Streaming music services have helped up-and-coming hip hop and R&B artists find an audience. And for the past few years, VCU’s Homecoming show has been a reliable gauge of which artists young music fans are most excited about.
If you aren’t a student, alumni, or fan of the team, VCU’s annual homecoming might seem like just another opportunity for a local college to boost school spirit. However, as those who’ve paid attention over the past few years are sure to have noticed, VCU’s annual homecoming show has become a reliable showcase for up-and-coming talent in the world of hip hop and R&B. This development tells us a lot about not only VCU’s ability to catch artists on their way to the top but, more importantly, the way streaming music has changed the fortunes for hip hop and R&B music as a whole.
The streaming revolution has made irrevocable changes to the world of music, and hip hop and R&B are the genres at the forefront. Last year, Nielsen officially declared hip hop the most popular genre in music, officially cementing the dominance of music that has been the bedrock of pop culture over the past few decades.

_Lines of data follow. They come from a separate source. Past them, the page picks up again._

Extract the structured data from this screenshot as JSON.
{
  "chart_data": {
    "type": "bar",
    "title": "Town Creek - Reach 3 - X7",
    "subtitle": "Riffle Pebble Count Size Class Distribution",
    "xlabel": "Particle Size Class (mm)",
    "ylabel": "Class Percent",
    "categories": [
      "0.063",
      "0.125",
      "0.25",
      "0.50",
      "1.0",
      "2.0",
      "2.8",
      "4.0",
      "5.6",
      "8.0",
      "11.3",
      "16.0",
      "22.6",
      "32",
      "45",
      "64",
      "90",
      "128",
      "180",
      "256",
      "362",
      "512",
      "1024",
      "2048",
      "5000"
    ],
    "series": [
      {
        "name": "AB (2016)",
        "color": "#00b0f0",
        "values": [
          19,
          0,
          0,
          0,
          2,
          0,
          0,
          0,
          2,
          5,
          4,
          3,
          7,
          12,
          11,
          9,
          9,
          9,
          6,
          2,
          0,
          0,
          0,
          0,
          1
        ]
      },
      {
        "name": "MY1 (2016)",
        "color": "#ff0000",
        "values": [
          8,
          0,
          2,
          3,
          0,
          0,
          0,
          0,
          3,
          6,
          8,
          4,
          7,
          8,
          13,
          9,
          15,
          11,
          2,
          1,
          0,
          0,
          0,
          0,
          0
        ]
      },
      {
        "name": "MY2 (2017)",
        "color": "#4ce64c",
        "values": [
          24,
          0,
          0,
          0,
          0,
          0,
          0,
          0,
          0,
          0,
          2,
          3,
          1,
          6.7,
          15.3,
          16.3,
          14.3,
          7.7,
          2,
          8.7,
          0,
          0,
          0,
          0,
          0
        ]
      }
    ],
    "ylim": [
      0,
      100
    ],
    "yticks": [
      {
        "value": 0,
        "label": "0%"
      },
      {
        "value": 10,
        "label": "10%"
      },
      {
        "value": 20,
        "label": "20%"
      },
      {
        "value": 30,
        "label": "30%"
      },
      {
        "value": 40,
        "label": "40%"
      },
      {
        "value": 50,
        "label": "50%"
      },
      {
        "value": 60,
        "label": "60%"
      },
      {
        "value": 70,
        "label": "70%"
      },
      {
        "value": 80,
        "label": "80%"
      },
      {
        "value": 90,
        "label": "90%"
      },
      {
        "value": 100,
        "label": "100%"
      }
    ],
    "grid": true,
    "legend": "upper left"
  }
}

The boon in music streaming has made the music industry profitable again and reinvigorated the market for live music. Whereas in past years, booking agents were scouring the radio for notable acts, streaming allows agents and executives to go straight to an artist’s profile to see how many plays they’re garnering and in what areas. This enables artists who aren’t necessarily getting mainstream recognition yet to play shows all over the country without having notable industry experience.
This year’s VCU homecoming show was a clear indicator that the university has picked up on this trend, and continued a theme that can be seen across the past few years of VCU homecoming celebrations. In 2015, Partynextdoor and Rae Sremmurd graced the stage; in 2016, the headliners were Travis Scott and Goldlink. Last year, Tory Lanez and Shy Glizzy topped the bill, and this year featured Ella Mai and Saweetie.
The common theme for these artists is not just the genres they share but their streaming prowess: each of those artists boasts millions of listens across Spotify, Apple Music, and other streaming services. This year in particular, Ella Mai has had a meteoric rise. Her debut single, “Boo’d Up,” stormed the charts this summer, reaching #1 on the US R&B chart due to its overall stream count, along with effective playlisting — always an important factor. On a smaller scale, Saweetie has also garnered a fanbase in a matter of months through the success of her debut single, “ICY GIRL,” which started as a viral hit on YouTube. Within months of its official release, she’d been named Artist Of The Week by streaming service Tidal.
Always influenced by the interests of VCU’s student body, this year the school’s programming board made moves to get students more directly involved in picking artists they’d like to see, launching a survey to help hone in on which artists they wanted to try for when booking the event. For the most part, students picked the same sort of relatively new artists in the hip hop and R&B world, including Lil Yachty, Lil Uzi Vert, and a variety who got their start in the viral streaming underground of “Soundcloud rap.”
The eventual choice of female headliners marked a pleasant change in direction for an event that has featured a male-heavy lineup over the past few years. And it paid off, as headliner Ella Mai delivered one of the best sets at a VCU homecoming show since Travis Scott in 2016 — and Scott is known for his excellent live performances.
With a live band backing her, Ella Mai’s searing vocals and affable glow enthralled the crowd with a much-needed dose of R&B after a hip-hop heavy night. Hits like “Boo’d Up” and “Trip” were well-received, excellently sung, and got a big singalong response from the crowd. Saweetie’s performance was professional through and through, showing that she should have staying power in what is often a grueling industry. Her charming personality and stage presence was an added bonus to a good set.
In the end, 2018’s VCU Homecoming show was yet another successful show bringing up-and-coming talent in the hip hop and R&B world to the fans that are out there boosting stream counts for these artists. It’s a clear reminder, that the kids run the music industry, and the kids determine what’s hot. Streaming has only accentuated that, and VCU’s programming coordinators are wise to take notice.